Sunday, 13 July 2014

John Henry Vale Leathem. “AN APPRECIATION” & “CORONERS REPORT” 1924.

Molong Express and Western District Advertiser NSW
31 May 1924

AN APPRECIATION.
THE LATE J. H. V. LEATHEM.
(By 'Rambler.')

'A friendly smile and a kindly word smooth many a rut on life's rough path ' — and Jack Leathem was ever a ready and generous dispenser of both.
And these two rare virtues in combination were the great secret of a popularity as widespread as was the expressions of regret when the news of his tragic and untimely death became known throughout the large district in which he had so long lived and served.

Failings he had — as all of us — but virtues few could claim.

Known to all, by all was he beloved, and many a lame dog, limping along life's pathway, has had his life brightened and his, trust in 'his fellow-man restored by the sympathetic friendship and, kindly aid of Jack Leathem. 
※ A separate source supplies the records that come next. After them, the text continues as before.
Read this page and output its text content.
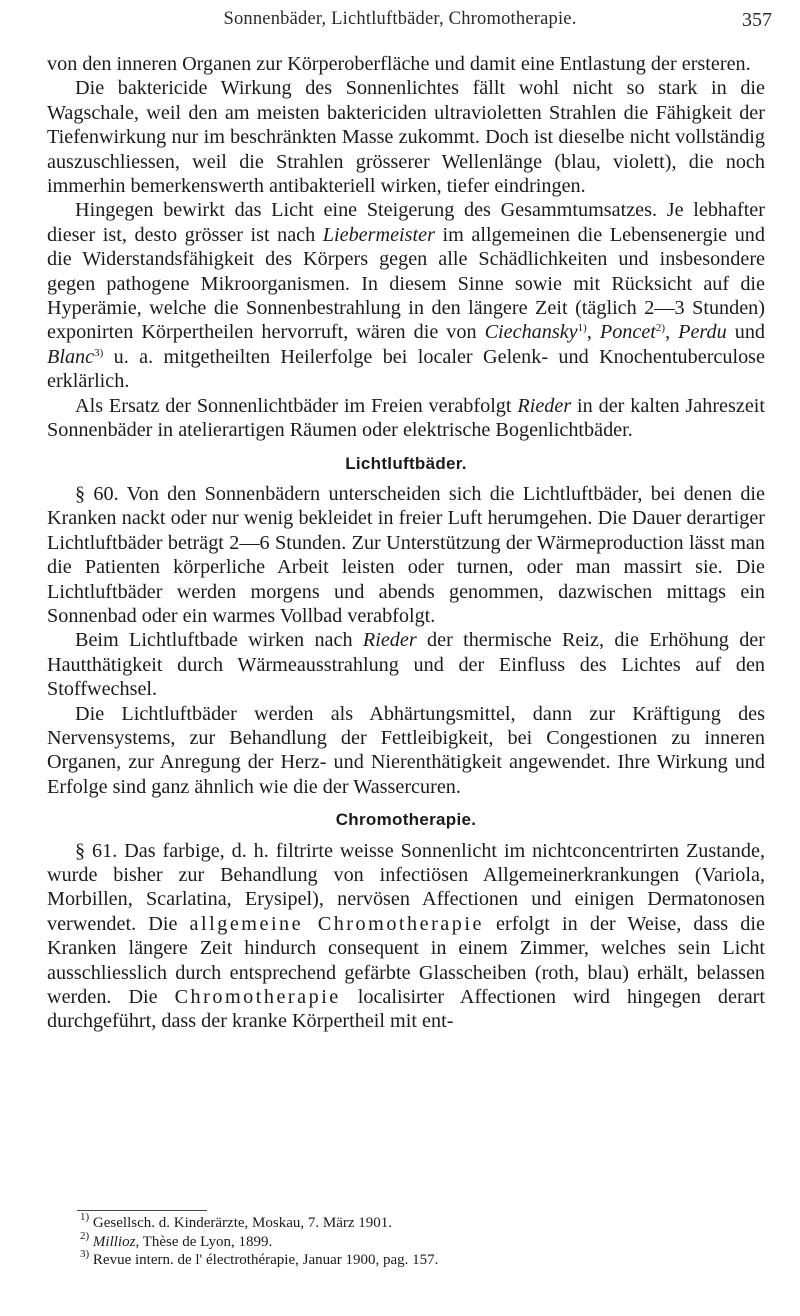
Sonnenbäder, Lichtluftbäder, Chromotherapie.	357

von den inneren Organen zur Körperoberfläche und damit eine Entlastung der ersteren.

Die baktericide Wirkung des Sonnenlichtes fällt wohl nicht so stark in die Wagschale, weil den am meisten baktericiden ultravioletten Strahlen die Fähigkeit der Tiefenwirkung nur im beschränkten Masse zukommt. Doch ist dieselbe nicht vollständig auszuschliessen, weil die Strahlen grösserer Wellenlänge (blau, violett), die noch immerhin bemerkenswerth antibakteriell wirken, tiefer eindringen.

Hingegen bewirkt das Licht eine Steigerung des Gesammtumsatzes. Je lebhafter dieser ist, desto grösser ist nach Liebermeister im allgemeinen die Lebensenergie und die Widerstandsfähigkeit des Körpers gegen alle Schädlichkeiten und insbesondere gegen pathogene Mikroorganismen. In diesem Sinne sowie mit Rücksicht auf die Hyperämie, welche die Sonnenbestrahlung in den längere Zeit (täglich 2—3 Stunden) exponirten Körpertheilen hervorruft, wären die von Ciechansky$^{1)}$, Poncet$^{2)}$, Perdu und Blanc$^{3)}$ u. a. mitgetheilten Heilerfolge bei localer Gelenk- und Knochentuberculose erklärlich.

Als Ersatz der Sonnenlichtbäder im Freien verabfolgt Rieder in der kalten Jahreszeit Sonnenbäder in atelierartigen Räumen oder elektrische Bogenlichtbäder.

Lichtluftbäder.

§ 60. Von den Sonnenbädern unterscheiden sich die Lichtluftbäder, bei denen die Kranken nackt oder nur wenig bekleidet in freier Luft herumgehen. Die Dauer derartiger Lichtluftbäder beträgt 2—6 Stunden. Zur Unterstützung der Wärmeproduction lässt man die Patienten körperliche Arbeit leisten oder turnen, oder man massirt sie. Die Lichtluftbäder werden morgens und abends genommen, dazwischen mittags ein Sonnenbad oder ein warmes Vollbad verabfolgt.

Beim Lichtluftbade wirken nach Rieder der thermische Reiz, die Erhöhung der Hautthätigkeit durch Wärmeausstrahlung und der Einfluss des Lichtes auf den Stoffwechsel.

Die Lichtluftbäder werden als Abhärtungsmittel, dann zur Kräftigung des Nervensystems, zur Behandlung der Fettleibigkeit, bei Congestionen zu inneren Organen, zur Anregung der Herz- und Nierenthätigkeit angewendet. Ihre Wirkung und Erfolge sind ganz ähnlich wie die der Wassercuren.

Chromotherapie.

§ 61. Das farbige, d. h. filtrirte weisse Sonnenlicht im nichtconcentrirten Zustande, wurde bisher zur Behandlung von infectiösen Allgemeinerkrankungen (Variola, Morbillen, Scarlatina, Erysipel), nervösen Affectionen und einigen Dermatonosen verwendet. Die allgemeine Chromotherapie erfolgt in der Weise, dass die Kranken längere Zeit hindurch consequent in einem Zimmer, welches sein Licht ausschliesslich durch entsprechend gefärbte Glasscheiben (roth, blau) erhält, belassen werden. Die Chromotherapie localisirter Affectionen wird hingegen derart durchgeführt, dass der kranke Körpertheil mit ent-

$^{1)}$ Gesellsch. d. Kinderärzte, Moskau, 7. März 1901.
$^{2)}$ Millioz, Thèse de Lyon, 1899.
$^{3)}$ Revue intern. de l' électrothérapie, Januar 1900, pag. 157.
Gifted with a disposition that radiated, sunshine, possessed of a firm faith in the district and its future, and imbued with a full sense of the responsibility attaching to the conduction of a newspaper as a vehicle for the education of the people and the moulding of public opinion, he walked in the path he deemed to be right, and neither promise of personal gain or threat of personal loss could deviate his steps one inch to the right or the left. He walked straight and lived straight.

To him the press  stood for something more than, being the record of the little personal and public happenings that centred around the town and district of Molong — it stood for a policy (and policy in expression) of broad national democracy, of the advancement of the prosperity, of the district and of the development of its resources. 

His life's aim was to make the 'Express' a paper worthy of the great district in which it had so wide a circulation, and to assist whole-heartedly any and every movement that represented progression.

He had his own opinions — and he made no secret of them. He scorned disguise and misrepresentation, no matter their object, and eschewed anything and everything that would not stand untarnished the glaring light of public investigation. His policy could be well summed up in the words 'Plain talk in plain words, and honest action without apology.

Jack Leathem was a good citizen, in the truest sense of the word, and though his profession precluded his practical participation in certain phases of public life in which he took a keen interest, yet no call for his assistance ever remained unanswered, no demand on his charity but met a prompt and generous reply. 

To his loved ones who mourn his passing, to his friends who by his death have lost one held in deep esteem, there is comfort in the memory of his charming smile and ready word of cheer, encouragement in his broad outlook, and an example in his life's motto: 
'Do what you think to be right, and, don't count the expense.'

Jack Leathem 's body lies in God's Acre, but his spirit lives, for the dead are still on earth in hearts where no high thought hath birth; death cannot clasp the spirit free of he who dares a man to be — the wrong to right, the right to do, the truth to speak, the false eschew.


District Coroner's report.

District Coroner (Mr. C. C. E. Kinna.) held an inquest on Tuesday afternoon, into the circumstance surrounding the death of the late Mr. John V. Leathem on the Molong Manildra Road on the night of Saturday, May 17th.

Evidence was given by Dr. Mollison, Sergeant Bool, Constable Carr and Messrs. C. J. V, Leathem, H. Rubie and A. Packham. Constable Carr stated that from the appearance of the wheel tracks it would appear that the deceased's horse had bolted for 150yards along the road before leaving the formation and over-turning the sulky.

The Coroner's finding was that the deceased met his death from injuries, evidently received through being thrown out of a sulky drawn by a horse he was driving at the time of the accident.